Holly Tupper
Holly Tupper grew up on Manhattan’s Upper East Side, surrounded by her mother’s flowers and her father’s spreadsheets. Her mother worked as a floral designer; her father traded stocks by day but “was very much a” creative soul at heart. Tupper inherited both influences. She spent years in finance before the pull of something more tactile became impossible to ignore. The turning point came in Singapore, where Tupper began seriously exploring fragrance creation. She refined her craft through formal studies in Grasse, France—the historic heart of perfumery—and in Bangkok, Thailand, absorbing Eastern approaches to scent. By the 1990s, she left finance behind and launched Cultus Artem, an independent house spanning fine jewelry, luxury fragrance, and artisanal skincare. Today, Tupper divides her time between her San Antonio atelier and a working ranch in Texas, where the wide-open landscape offers its own kind of inspiration. She continues to develop new scents from her studio, treating each fragrance as she would a piece of jewelry: something meant to be worn, treasured, and passed down.
The signature
How Holly composes
Tupper draws heavily from her floral designer mother’s world, building fragrances around lush floral foundations—often layered with unexpected mineral or resinous undertones.

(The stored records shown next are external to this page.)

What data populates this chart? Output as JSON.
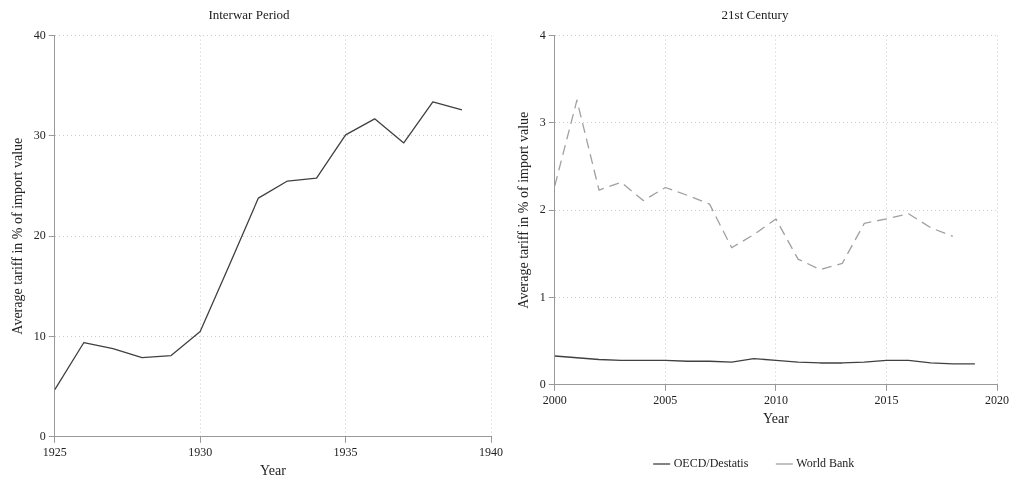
{
  "chart_data": [
    {
      "type": "line",
      "title": "Interwar Period",
      "xlabel": "Year",
      "ylabel": "Average tariff in % of import value",
      "x": [
        1925,
        1926,
        1927,
        1928,
        1929,
        1930,
        1931,
        1932,
        1933,
        1934,
        1935,
        1936,
        1937,
        1938,
        1939
      ],
      "series": [
        {
          "color": "#404040",
          "line_style": "solid",
          "values": [
            4.7,
            9.4,
            8.8,
            7.9,
            8.1,
            10.5,
            17.1,
            23.8,
            25.5,
            25.8,
            30.1,
            31.7,
            29.3,
            33.4,
            32.6
          ]
        }
      ],
      "xlim": [
        1925,
        1940
      ],
      "xticks": [
        1925,
        1930,
        1935,
        1940
      ],
      "ylim": [
        0,
        40
      ],
      "yticks": [
        0,
        10,
        20,
        30,
        40
      ],
      "grid": true,
      "legend": false
    },
    {
      "type": "line",
      "title": "21st Century",
      "xlabel": "Year",
      "ylabel": "Average tariff in % of import value",
      "x": [
        2000,
        2001,
        2002,
        2003,
        2004,
        2005,
        2006,
        2007,
        2008,
        2009,
        2010,
        2011,
        2012,
        2013,
        2014,
        2015,
        2016,
        2017,
        2018,
        2019
      ],
      "series": [
        {
          "name": "OECD/Destatis",
          "color": "#404040",
          "line_style": "solid",
          "values": [
            0.33,
            0.31,
            0.29,
            0.28,
            0.28,
            0.28,
            0.27,
            0.27,
            0.26,
            0.3,
            0.28,
            0.26,
            0.25,
            0.25,
            0.26,
            0.28,
            0.28,
            0.25,
            0.24,
            0.24
          ]
        },
        {
          "name": "World Bank",
          "color": "#a0a0a0",
          "line_style": "dashed",
          "values": [
            2.28,
            3.26,
            2.23,
            2.32,
            2.11,
            2.26,
            2.17,
            2.07,
            1.57,
            1.72,
            1.9,
            1.44,
            1.32,
            1.39,
            1.85,
            1.9,
            1.96,
            1.8,
            1.7,
            null
          ]
        }
      ],
      "xlim": [
        2000,
        2020
      ],
      "xticks": [
        2000,
        2005,
        2010,
        2015,
        2020
      ],
      "ylim": [
        0,
        4
      ],
      "yticks": [
        0,
        1,
        2,
        3,
        4
      ],
      "grid": true,
      "legend": "bottom"
    }
  ]
}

Her background in jewelry-making translates into a keen attention to structure and precision; each note gets placed with the care of a setting on a ring. She favors natural materials when possible and trusts the passage of time within a composition. Her style leans toward the sculptural: bold shapes softened by texture, quiet strength rather than loud entrance.
Philosophy
What drives Holly
Tupper approaches fragrance as she approaches jewelry—each piece must stand alone as an object of beauty, while also carrying deeper meaning. She resists the transient. Her art-forward philosophy means every creation demands intention, patience, and a willingness to let materials speak on their own terms. Living and working in Texas has shifted her perspective further toward restraint and naturalism, favoring compositions that feel earned rather than obvious. For Tupper, perfume is not decoration; it is identity, made invisible.